MODI MANIA hits the Markets

With the steady rise of the Sensex and FIIs since the September 2013 announcement of his candidacy, Modi may have been holding the bull’s horns the entire time
Sukumar Muralidharan DelhI 

 

Notions about India’s 2014 general election being determined by the stock market may be exaggerated, but they’re not off the mark. There is, in fact, an unmistakable correspondence between the recent surges in the stock market and Narendra Modi’s ascension towards political pre-eminence.

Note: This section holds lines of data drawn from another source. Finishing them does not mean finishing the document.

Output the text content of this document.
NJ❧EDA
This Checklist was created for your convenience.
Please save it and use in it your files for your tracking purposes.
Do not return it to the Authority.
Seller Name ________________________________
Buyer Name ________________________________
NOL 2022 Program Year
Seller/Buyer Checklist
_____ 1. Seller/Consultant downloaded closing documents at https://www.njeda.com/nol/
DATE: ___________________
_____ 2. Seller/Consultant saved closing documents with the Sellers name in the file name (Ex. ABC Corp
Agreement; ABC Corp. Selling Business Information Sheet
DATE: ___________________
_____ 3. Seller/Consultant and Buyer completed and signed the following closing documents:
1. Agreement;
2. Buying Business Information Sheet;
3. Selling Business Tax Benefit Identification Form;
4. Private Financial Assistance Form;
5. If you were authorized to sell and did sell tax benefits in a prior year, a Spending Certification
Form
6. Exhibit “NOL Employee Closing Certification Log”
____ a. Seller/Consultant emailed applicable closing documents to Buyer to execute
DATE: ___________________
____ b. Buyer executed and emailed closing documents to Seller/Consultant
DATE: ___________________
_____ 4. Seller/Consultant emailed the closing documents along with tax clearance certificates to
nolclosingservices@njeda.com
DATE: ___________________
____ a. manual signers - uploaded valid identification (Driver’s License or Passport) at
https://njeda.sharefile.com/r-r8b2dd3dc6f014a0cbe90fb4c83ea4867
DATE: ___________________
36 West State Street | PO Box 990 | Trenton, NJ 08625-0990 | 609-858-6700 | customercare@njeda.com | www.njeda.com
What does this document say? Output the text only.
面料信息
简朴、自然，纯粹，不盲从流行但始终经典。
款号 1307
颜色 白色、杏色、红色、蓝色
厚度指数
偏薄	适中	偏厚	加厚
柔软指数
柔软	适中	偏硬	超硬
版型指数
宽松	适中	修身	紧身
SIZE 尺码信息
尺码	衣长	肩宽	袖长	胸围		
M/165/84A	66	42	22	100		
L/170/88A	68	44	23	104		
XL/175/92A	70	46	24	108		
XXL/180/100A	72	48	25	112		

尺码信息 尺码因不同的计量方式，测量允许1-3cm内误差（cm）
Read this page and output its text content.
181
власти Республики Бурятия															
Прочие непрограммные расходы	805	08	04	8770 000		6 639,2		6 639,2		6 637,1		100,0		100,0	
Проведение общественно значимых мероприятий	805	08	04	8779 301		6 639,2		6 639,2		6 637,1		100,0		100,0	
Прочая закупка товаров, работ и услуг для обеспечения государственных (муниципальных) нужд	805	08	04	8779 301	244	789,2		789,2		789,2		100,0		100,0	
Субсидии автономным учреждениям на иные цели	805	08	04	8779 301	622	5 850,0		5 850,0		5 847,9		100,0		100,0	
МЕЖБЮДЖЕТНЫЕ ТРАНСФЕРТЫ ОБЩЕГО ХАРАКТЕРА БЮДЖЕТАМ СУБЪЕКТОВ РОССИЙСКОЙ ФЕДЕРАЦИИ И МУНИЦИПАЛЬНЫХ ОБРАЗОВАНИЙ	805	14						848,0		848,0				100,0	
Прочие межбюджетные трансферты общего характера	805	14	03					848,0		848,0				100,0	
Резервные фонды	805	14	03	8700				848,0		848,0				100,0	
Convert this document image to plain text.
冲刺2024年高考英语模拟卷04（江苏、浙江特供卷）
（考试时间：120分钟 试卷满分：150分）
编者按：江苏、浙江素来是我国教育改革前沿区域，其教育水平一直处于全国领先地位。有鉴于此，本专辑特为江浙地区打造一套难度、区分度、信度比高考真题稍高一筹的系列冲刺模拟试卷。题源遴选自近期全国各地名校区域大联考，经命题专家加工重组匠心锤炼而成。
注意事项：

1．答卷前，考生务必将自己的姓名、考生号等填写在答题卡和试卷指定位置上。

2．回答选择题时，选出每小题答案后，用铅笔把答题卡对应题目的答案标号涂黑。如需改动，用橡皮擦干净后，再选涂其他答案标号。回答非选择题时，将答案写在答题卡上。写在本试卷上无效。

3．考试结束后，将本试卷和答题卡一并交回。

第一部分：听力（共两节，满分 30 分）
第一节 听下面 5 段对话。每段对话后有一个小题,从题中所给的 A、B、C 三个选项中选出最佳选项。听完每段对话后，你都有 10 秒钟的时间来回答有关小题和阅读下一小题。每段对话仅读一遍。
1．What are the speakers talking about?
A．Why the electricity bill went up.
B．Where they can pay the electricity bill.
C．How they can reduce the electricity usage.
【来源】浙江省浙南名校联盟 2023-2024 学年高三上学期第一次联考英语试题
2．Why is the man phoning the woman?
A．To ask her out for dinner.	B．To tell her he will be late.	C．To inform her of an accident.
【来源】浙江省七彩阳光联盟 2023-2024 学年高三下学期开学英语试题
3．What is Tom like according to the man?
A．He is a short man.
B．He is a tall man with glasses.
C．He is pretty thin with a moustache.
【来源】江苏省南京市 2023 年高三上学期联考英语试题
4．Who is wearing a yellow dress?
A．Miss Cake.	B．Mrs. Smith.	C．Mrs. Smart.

The Bombay Stock Exchange’s Sensitive Share Price Index (Sensex) showed an upswing in April last year, which coincided with Modi breaking out of the Gujarat milieu and eying the national stage. The fervour persisted with minor interruptions throughout the campaign season, cresting new waves of bullish optimism with the first exit poll results, broadcast soon after the last ballot was cast in the seven-phase election. Since then, the mood has turned euphoric. As at least one commentator has pointed out, bull runs on the stock market tend to be self-fulfilling. The more people expect prices to go up, the more they invest in the market, and the more prices actually go up—until, that is, they ask for a payback, and the market finds that it does not have sufficient real money to pony up.

It is instructive to look back to the days of the 2004 election surprise, when the Congress beat the odds amidst the BJP’s deafening cacophony of “India Shining”. In the immediate aftermath of the Congress’s shock victory, it became accepted wisdom that the BJP and its friends had been turfed out because of a mass upsurge of those at the receiving end of its economic policies. The “feel good” mythology was turned on its head. By that logic, it seemed appropriate for the Congress to reverse course. Investors in the market soon stepped up with an explicit warning that the smart political course could well be economic suicide. Just days after the results were in, on May 14, 2004, foreign institutional investors (FIIs) with strong positions in the stock exchanges pulled out in droves, driving down the Sensex by 330 points, or six per cent. As one of its top stories the next day, TheTimes of India (ToI) reported that the drop in the Sensex was the sharpest in over four years and had wiped `57.3 billion (`5,730 crore) off the aggregate value of the market.

The didactic purpose of that particular mass evacuation of the market had seemingly not been served. When the markets reopened after the weekend break, the FIIs drove down the index by 842 points, or 17 per cent, in a mere 22 minutes. After emergency measures to staunch the haemorrhage, the Sensex closed the day 565 points lower. The erosion of value was estimated by  ToI the next day at `133 billion (`13,000 crore). Under a headline that described an ostensible “quit India” movement by the FII s, ToI reported that Manmohan Singh—then believed to be the finance minister-designate—had called up Finance Minister Jaswant Singh to ensure that effective measures were taken to “stop the stock rot”.

That very day, May 18, Sonia Gandhi gave up her putative claim to the prime minister’s post, nominating Manmohan  instead to lead the complex political coalition that had emerged in the 2004 general election. And Manmohan was instantly seen as a rather amenable figure from the perspective of the markets. On May 20, the ToI reported on its business pages, with some satisfaction, that the markets were on a “recovery trip” and had gained 129 points.

Manmohan Singh retained his cautious and unadventurous attitude towards policies that might potentially step outside the bounds of strict fiscal rectitude. Within the Congress party, though, it was recognized that despite lustrous patches, most parts of the country remained in a slough. A semblance of social and economic equity had to be restored to sustain the democracy. With Manmohan Singh reluctantly playing along, the Congress saw political salvation in revisiting the populist commitments of the 1970s and early 1980s. This meant providing stimulus to the rural economy in an effort to directly address poverty.

The miracle of the economic populism inaugurated in 2005, with the passage of the National Rural Employment Guarantee Act (NREGA), is that it lasted quite as long as it did—indeed, was even extended from the 200 poorest districts to the entire country in 2008. Till the early years of the UPA’s second term, which began after a convincing electoral triumph in 2009, there was no hint that the fiscal commitments made by extending the right to work were a serious strain. In August 2010, Finance Minister Pranab Mukherjee spoke with absolute confidence about further extending the charter of rights and entitlements to every Indian citizen. The right to education would be the first step, after which the priorities would be to make operational rights to food and health. This level of ambition, Mukherjee said, would have been beyond imagination in the 1980s, when the government—despite best intentions—found itself stymied in all efforts to directly address poverty. What had made the unthinkable a distinct possibility was the turning of a page in the 1990s, which generated the second wind in India’s growth story.